I realised how entrenched this was last year when I moved to Wellington to live. The weather was different, the people were different, it was hard to find my way around and nothing felt “right”.

As soon as I came back home to Auckland, an underlying feeling of unease disappeared and I attribute that to my brain no longer feeling threatened by an unfamiliar environment. Over time, as I learnt my way around, it began to ease, but never underestimate the disruption of moving to a new city. We think we are the ones in charge, but the brain really does have a mind of its own.

Compounding all of this is that millennia on from our cavemen days, we have an overabundance of sugar and processed food, we move from bed to the office to the chair to the bed and, instead of the occasional fear response, a noisy stressful world keeps people in a constant fright/fight state. We don’t move enough, we eat too much and we are constantly scared. No wonder so many of us are unhealthy, overweight and depressed.

But it was only once I started to really understand myself how my brain works that I could create lasting positive change in my own life. It’s not easy – I scoffed half a packet of biscuits writing this blog and I’m struggling to get into the habit of exercising every day. But now, when I’m feeling anxious, I can step back and ask “what’s going on? What is it about this situation my brain doesn’t like?”

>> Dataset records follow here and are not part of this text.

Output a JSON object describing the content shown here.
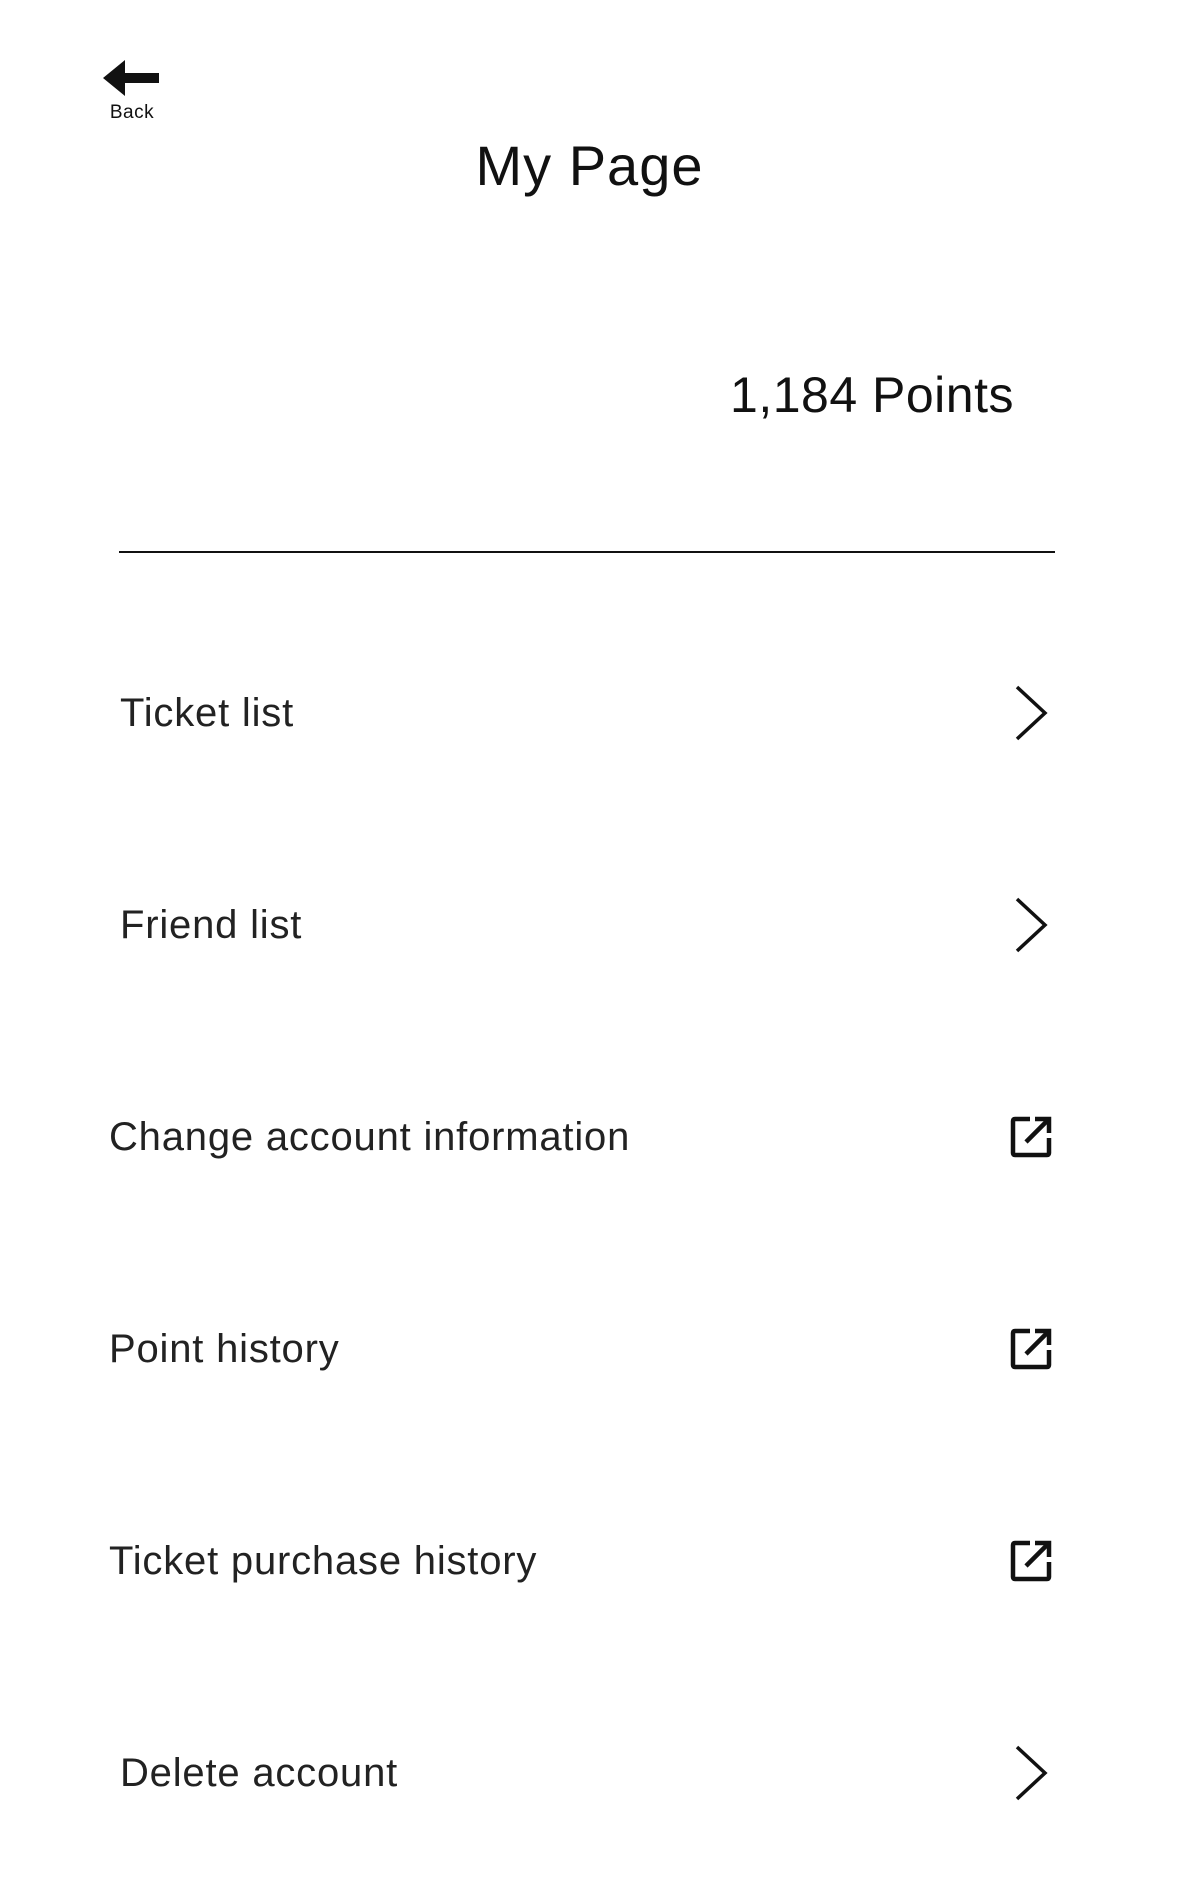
{
  "header": {
    "back_label": "Back",
    "title": "My Page"
  },
  "points": {
    "text": "1,184 Points"
  },
  "menu": {
    "items": [
      {
        "label": "Ticket list",
        "icon": "chevron-right-icon"
      },
      {
        "label": "Friend list",
        "icon": "chevron-right-icon"
      },
      {
        "label": "Change account information",
        "icon": "external-link-icon"
      },
      {
        "label": "Point history",
        "icon": "external-link-icon"
      },
      {
        "label": "Ticket purchase history",
        "icon": "external-link-icon"
      },
      {
        "label": "Delete account",
        "icon": "chevron-right-icon"
      }
    ]
  },
  "colors": {
    "background": "#ffffff",
    "text": "#111111"
  }
}
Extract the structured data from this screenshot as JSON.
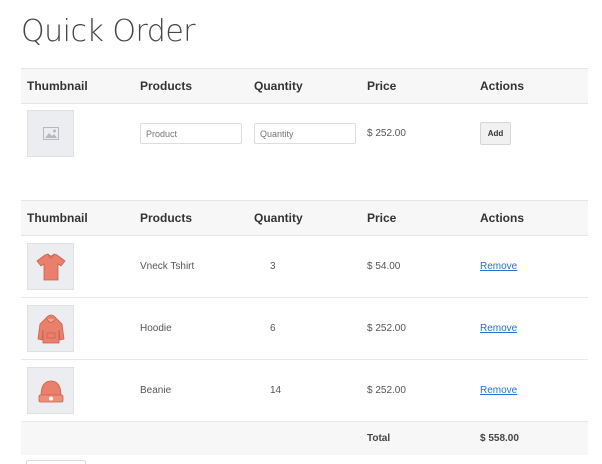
{
  "page": {
    "title": "Quick Order"
  },
  "add_form": {
    "headers": [
      "Thumbnail",
      "Products",
      "Quantity",
      "Price",
      "Actions"
    ],
    "product_placeholder": "Product",
    "quantity_placeholder": "Quantity",
    "price": "$ 252.00",
    "add_label": "Add",
    "thumbnail_icon": "image-placeholder-icon"
  },
  "order": {
    "headers": [
      "Thumbnail",
      "Products",
      "Quantity",
      "Price",
      "Actions"
    ],
    "items": [
      {
        "product": "Vneck Tshirt",
        "quantity": "3",
        "price": "$ 54.00",
        "action": "Remove",
        "icon": "tshirt-icon"
      },
      {
        "product": "Hoodie",
        "quantity": "6",
        "price": "$ 252.00",
        "action": "Remove",
        "icon": "hoodie-icon"
      },
      {
        "product": "Beanie",
        "quantity": "14",
        "price": "$ 252.00",
        "action": "Remove",
        "icon": "beanie-icon"
      }
    ],
    "total_label": "Total",
    "total_value": "$ 558.00"
  },
  "colors": {
    "link": "#2a6fd0",
    "product": "#e8806b",
    "header_bg": "#f7f7f7"
  }
}
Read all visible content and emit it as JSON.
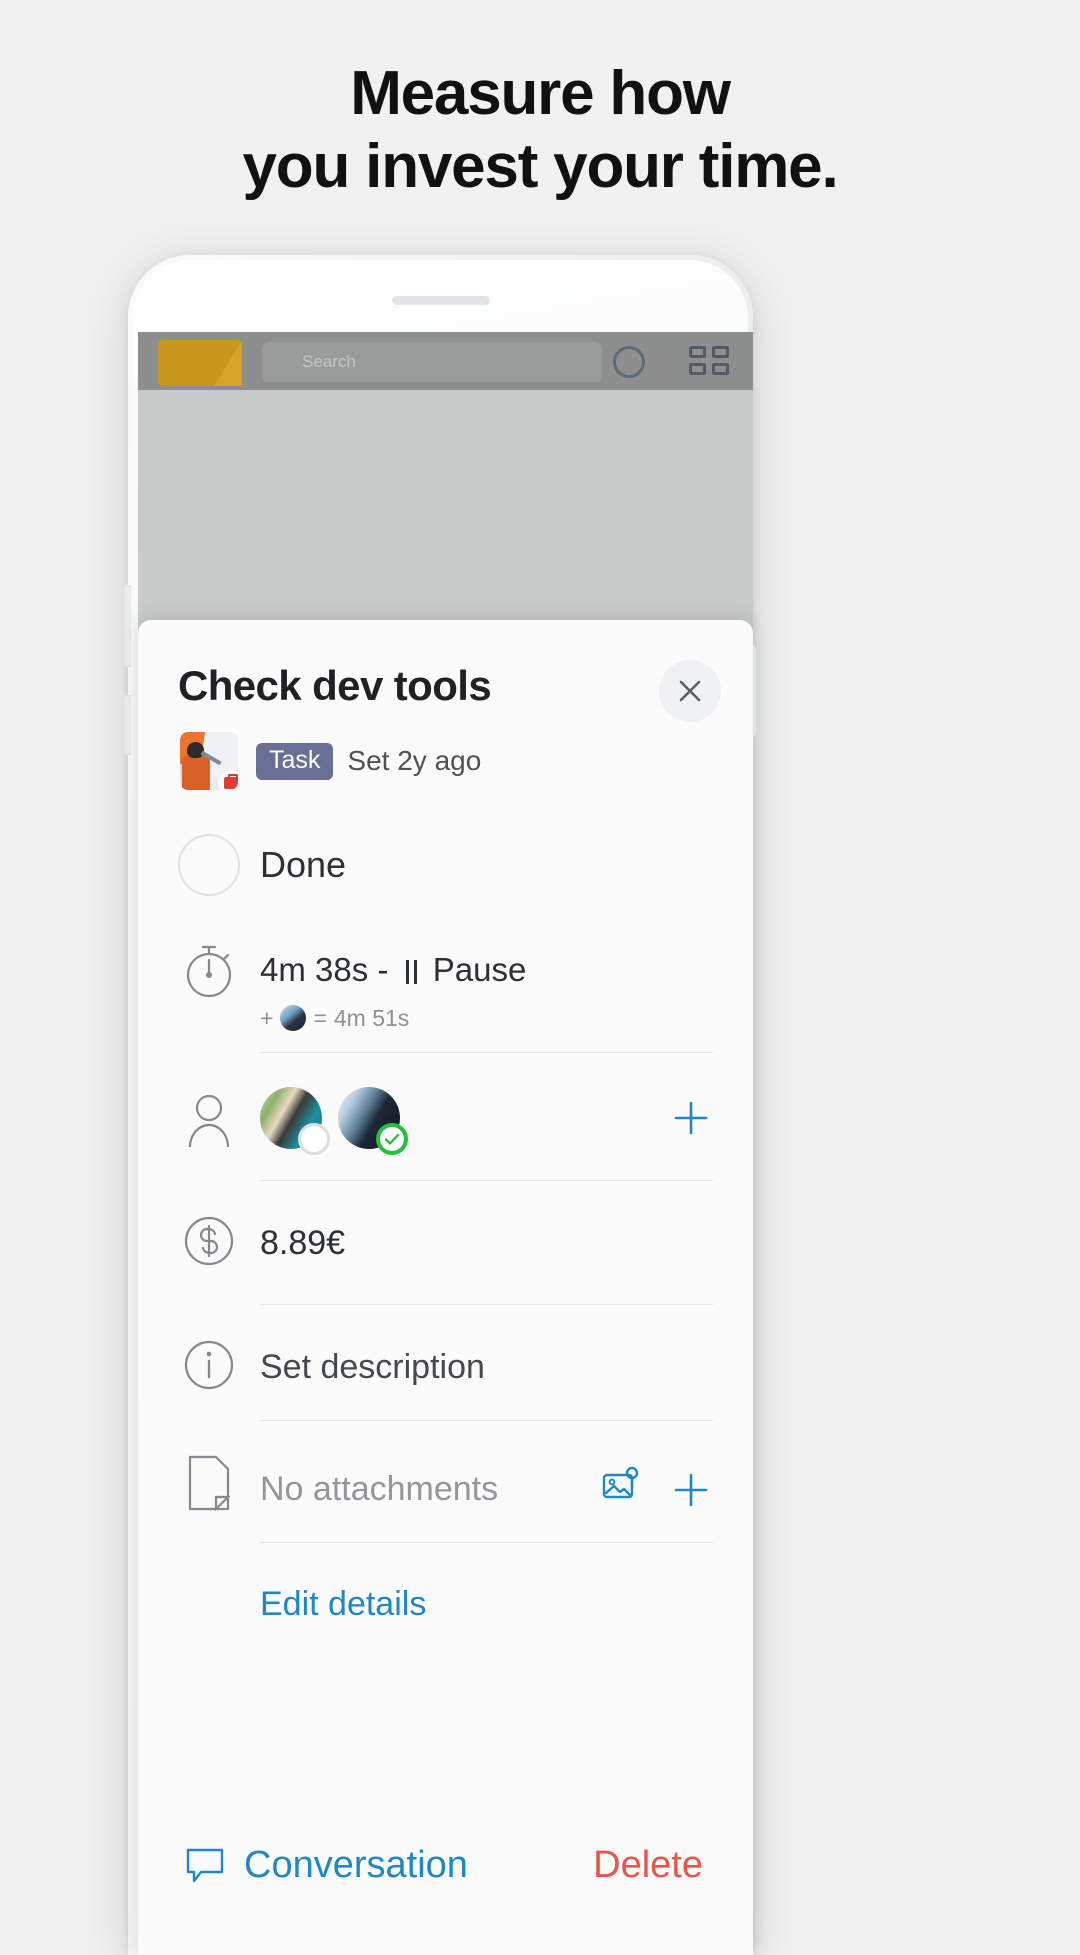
{
  "headline": {
    "line1": "Measure how",
    "line2": "you invest your time."
  },
  "app_background": {
    "search_placeholder": "Search",
    "folder_icon": "folder-icon",
    "avatar_icon": "account-circle-icon",
    "grid_icon": "grid-view-icon"
  },
  "sheet": {
    "title": "Check dev tools",
    "close_icon": "close-icon",
    "meta": {
      "project_thumb": "project-photo",
      "project_badge_icon": "briefcase-icon",
      "type_badge": "Task",
      "set_time": "Set 2y ago"
    },
    "rows": {
      "done": {
        "label": "Done",
        "icon": "empty-check-circle-icon",
        "checked": false
      },
      "timer": {
        "icon": "stopwatch-icon",
        "elapsed": "4m 38s",
        "separator": "-",
        "pause_icon": "pause-icon",
        "pause_label": "Pause",
        "sub_prefix": "+",
        "sub_avatar": "member-avatar",
        "sub_equals": "=",
        "sub_total": "4m 51s"
      },
      "assignees": {
        "icon": "person-outline-icon",
        "members": [
          {
            "name": "member-avatar-1",
            "status": "pending",
            "badge_icon": "empty-circle-icon"
          },
          {
            "name": "member-avatar-2",
            "status": "accepted",
            "badge_icon": "check-circle-icon"
          }
        ],
        "add_icon": "plus-icon"
      },
      "price": {
        "icon": "dollar-circle-icon",
        "value": "8.89€"
      },
      "description": {
        "icon": "info-circle-icon",
        "label": "Set description"
      },
      "attachments": {
        "icon": "document-icon",
        "label": "No attachments",
        "image_icon": "image-attachment-icon",
        "add_icon": "plus-icon"
      }
    },
    "edit_details": "Edit details",
    "footer": {
      "conversation_icon": "chat-bubble-icon",
      "conversation_label": "Conversation",
      "delete_label": "Delete"
    }
  },
  "colors": {
    "page_bg": "#f1f1f1",
    "accent_blue": "#1f87c4",
    "delete_red": "#e8554a",
    "task_badge": "#6a6f96",
    "accepted_green": "#1fc23a"
  }
}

The way our brain operates permeates everything we do, but so often we are working in direct opposition to it and wondering why we feel like we are failing.

Recommencing study, I can almost feel the resistance in my brain to learning new things – it’s really hard! To succeed, I have to give myself longer to learn new information than I at first thought and time to rest and recharge.

It’s natural to feel fearful in new situations, crave sugar and carbohydrates when you are tired, find it hard to change old habits, focus on the negative rather than the positive. It’s what our brains were designed to do.

We need light during the day so we sleep better at night, we have more energy in summer than in winter, rain makes us sad, sunshine makes us happy.

The trick is to understand that and then work with it, but so many self-help gurus seem to lack this fundamental understanding! A lot of the world’s ills are the direct consequence of the fear of new things, be it strangers, places or ideas.

For example, understand people need time to adjust and settle when they come to a new place, and don’t have an over-abundance of sweet treats around when you are tired or working hard. It takes time to change and form new habits so get support and accept that relapse and regression are normal. Not giving up and pushing through is the key to success. People need access to natural light and time in nature, sitting all day is terrible for us – we were designed to move. Our bodies need movement and our brains need challenge to grow.

Working with our brain rather than against it is the key, so we need a life and society that recognizes what we are, and design our life and work around that.

Here are some resources that I have found invaluable for creating meaningful change. I can’t recommend Dr. Hanson enough and he has many strategies for creating positive change that works with our brain’s neural structure.

Dr. Rick Hanson – great website with lots of resources. I highly recommend his book “Hardwiring Happiness.”

The Power of Habit by Charles Duhigg – a brilliant book on understanding how our brain forms habits and how to change them.

Prof Robert Sapolsky – if you want to understand neurobiology and why we are the way we are, Robert Sapolsky is your man. Great books, talks and lectures.

Brain Bugs – How the Brain’s Flaws Shape Our Life by Dean Buonomano. A great read about how our brain’s evolved and why it works the way it does.